My workday usually ends around 18:30, unless it is very busy or I am working on an urgent matter. So my day ends when the work is done.
What was the best advice (workwise) someone gave you?
A former colleague of mine advised me to always record everything you discuss or agree upon in an email, in order to prevent discussion about the content later on.
How could you be of help to others in the industry or RMSC?
I can offer others in the industry or the RMSC legal advice about matters concerning transport law, maritime law, insurance- and liability law and environmental criminal law if this would ever be necessary.
Furthermore, I am part of the global community ‘Lean in’, which is dedicated to helping women achieve their ambitions. I am part of a ‘Lean In-circle’ in Rotterdam, which consists out of a group of 11 women who have been working for about 5 years at a variety of companies in the Netherlands. We provide support to each other on topics like career growth, combining career ambitions and family life etc. I would be able to introduce likeminded women to the global community ‘Lean in’ community and possibly my ‘Lean In-circle’, if there is space.
And lastly: What’s in the news which relates directly to your profession?
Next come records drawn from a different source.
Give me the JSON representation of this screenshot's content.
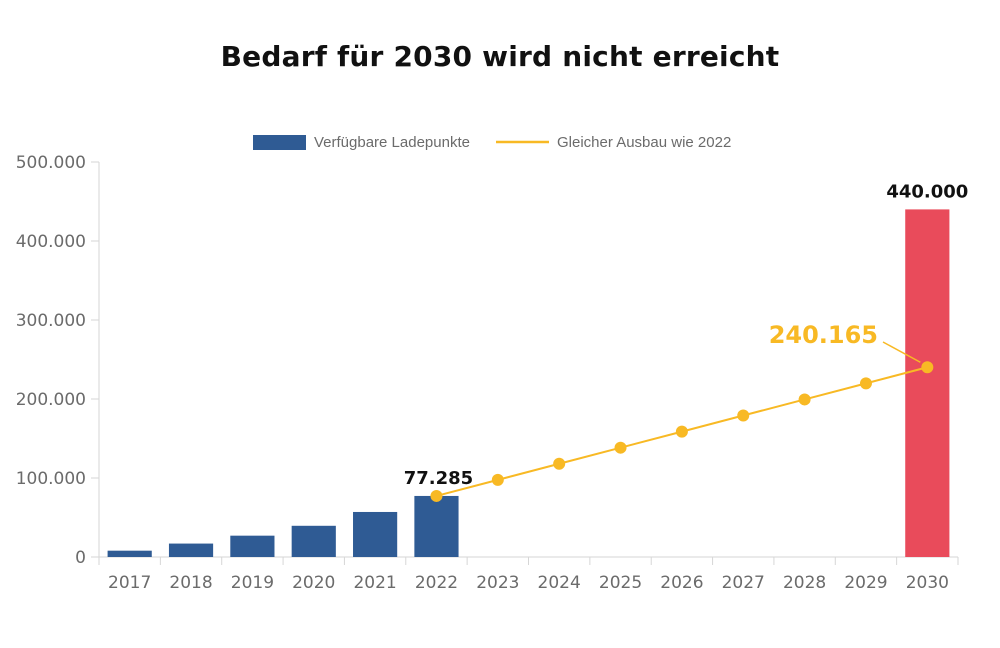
{
  "chart_data": {
    "type": "bar",
    "title": "Bedarf für 2030 wird nicht erreicht",
    "categories": [
      "2017",
      "2018",
      "2019",
      "2020",
      "2021",
      "2022",
      "2023",
      "2024",
      "2025",
      "2026",
      "2027",
      "2028",
      "2029",
      "2030"
    ],
    "ylim": [
      0,
      500000
    ],
    "y_ticks": [
      0,
      100000,
      200000,
      300000,
      400000,
      500000
    ],
    "y_tick_labels": [
      "0",
      "100.000",
      "200.000",
      "300.000",
      "400.000",
      "500.000"
    ],
    "grid": false,
    "legend_position": "top",
    "series": [
      {
        "name": "Verfügbare Ladepunkte",
        "type": "bar",
        "color": "#2f5b94",
        "values": [
          8000,
          17000,
          27000,
          39500,
          57000,
          77285,
          null,
          null,
          null,
          null,
          null,
          null,
          null,
          null
        ]
      },
      {
        "name": "Gleicher Ausbau wie 2022",
        "type": "line",
        "color": "#f8b924",
        "values": [
          null,
          null,
          null,
          null,
          null,
          77285,
          97645,
          118005,
          138365,
          158725,
          179085,
          199445,
          219805,
          240165
        ]
      },
      {
        "type": "bar",
        "color": "#e94b5b",
        "values": [
          null,
          null,
          null,
          null,
          null,
          null,
          null,
          null,
          null,
          null,
          null,
          null,
          null,
          440000
        ]
      }
    ],
    "annotations": [
      {
        "text": "77.285",
        "category": "2022",
        "value": 77285
      },
      {
        "text": "240.165",
        "category": "2030",
        "value": 240165,
        "color": "#f8b924"
      },
      {
        "text": "440.000",
        "category": "2030",
        "value": 440000
      }
    ]
  }
}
Most recently I would have to say the news about the ‘EVERGIVEN’ blocking the Suez Canal. A blockage of this caliber results in huge damages all around the world. Not only for the cargo interests but also for shipowners dealing with i.e. damage due to delays. When damages run this high, lawyers generally tend to become involved. After all, when it comes to maritime claims legally the Owners of the vessel have the right to limit their liability by setting up a limitation fund. This has also happened here. If there are losses suffered by cargo interests then legal representation will be required to lodge claims within the limitation fund as part of any recovery action.